My father used to refer to his sons as “hard-headed,” and I guess there’s a certain truth in that.  Some say, “thick-skulled.” The Bible uses the term “stiff-necked.”  People often use the cliche, “banging your head against the wall” to communicate frustration. While I don’t necessarily think David intentionally cracked his cranium, neither did he shy away from the behaviors that resulted in those frequent mishaps. That could be attributed to perseverance, a positive trait, but every positive trait has an equally negative shadow.

In the book of Judges, the young nation of Israel was stuck in a vicious cycle. They allowed the surrounding nations to have undue influence on them and their families.
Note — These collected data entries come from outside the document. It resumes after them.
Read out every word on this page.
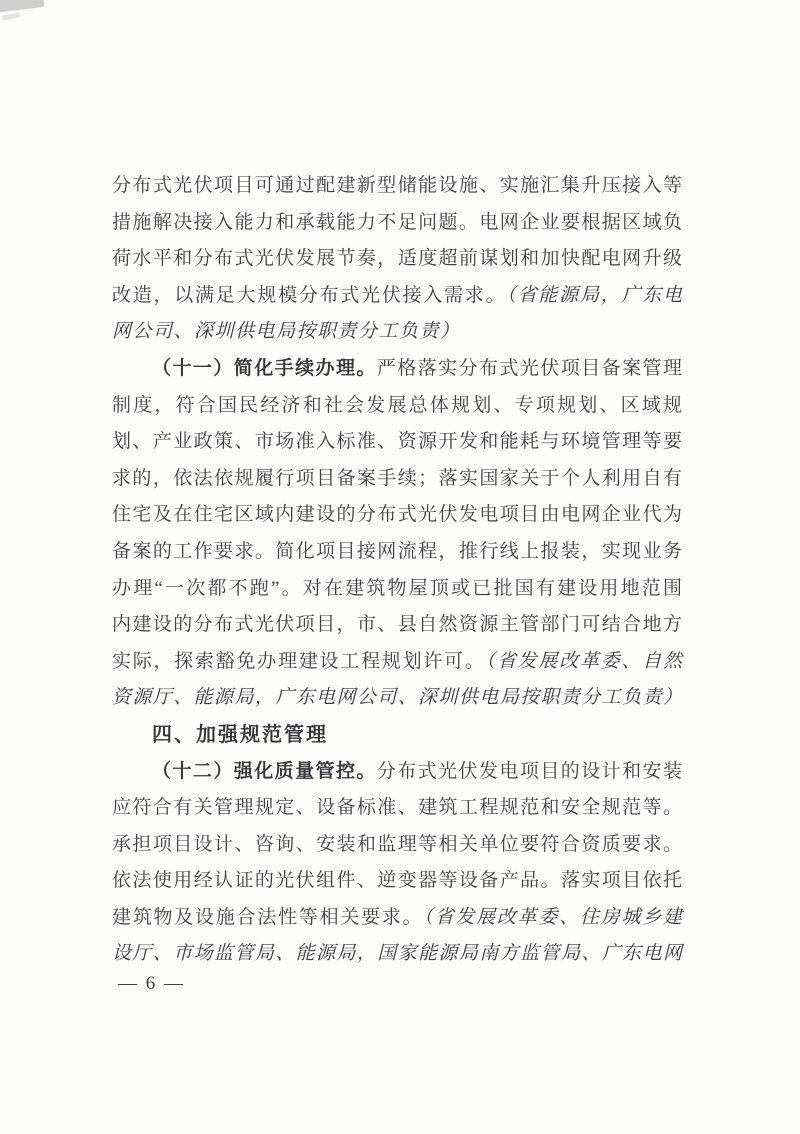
分布式光伏项目可通过配建新型储能设施、实施汇集升压接入等
措施解决接入能力和承载能力不足问题。电网企业要根据区域负
荷水平和分布式光伏发展节奏，适度超前谋划和加快配电网升级
改造，以满足大规模分布式光伏接入需求。（省能源局，广东电
网公司、深圳供电局按职责分工负责）
（十一）简化手续办理。严格落实分布式光伏项目备案管理
制度，符合国民经济和社会发展总体规划、专项规划、区域规
划、产业政策、市场准入标准、资源开发和能耗与环境管理等要
求的，依法依规履行项目备案手续；落实国家关于个人利用自有
住宅及在住宅区域内建设的分布式光伏发电项目由电网企业代为
备案的工作要求。简化项目接网流程，推行线上报装，实现业务
办理“一次都不跑”。对在建筑物屋顶或已批国有建设用地范围
内建设的分布式光伏项目，市、县自然资源主管部门可结合地方
实际，探索豁免办理建设工程规划许可。（省发展改革委、自然
资源厅、能源局，广东电网公司、深圳供电局按职责分工负责）
四、加强规范管理
（十二）强化质量管控。分布式光伏发电项目的设计和安装
应符合有关管理规定、设备标准、建筑工程规范和安全规范等。
承担项目设计、咨询、安装和监理等相关单位要符合资质要求。
依法使用经认证的光伏组件、逆变器等设备产品。落实项目依托
建筑物及设施合法性等相关要求。（省发展改革委、住房城乡建
设厅、市场监管局、能源局，国家能源局南方监管局、广东电网
— 6 —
They allowed themselves to be drawn away from the God who delivered them from Egypt and worshiped wood carvings and stone statues. As a result, God would allow them to fall into oppression at the hand of those peoples.  They would cry out to God for mercy, and he would have mercy.  He would raise up a judge, who would in turn deliver them.  Just a few years later, they fell back into the same pattern with the same result. Sometimes, we do that in our lives, and for some reason, we think the result will be different the next time around.

Here is the question I usually ask someone who seems stuck in that cycle; how many times do you have to be hit in the head with a two-by-four to know it hurts?

David stopped his head-banging years ago, and he has retained an amazing amount of perseverance through incredibly difficult circumstances.  More than once, he has been unjustly terminated from a job.  Somehow, he kept his family sheltered and fed through months of being unemployed and homeless. He was able to secure and keep permanent housing, working only as a pizza delivery driver.  David, my hat is off to you, (and it’s not off because I banged my head).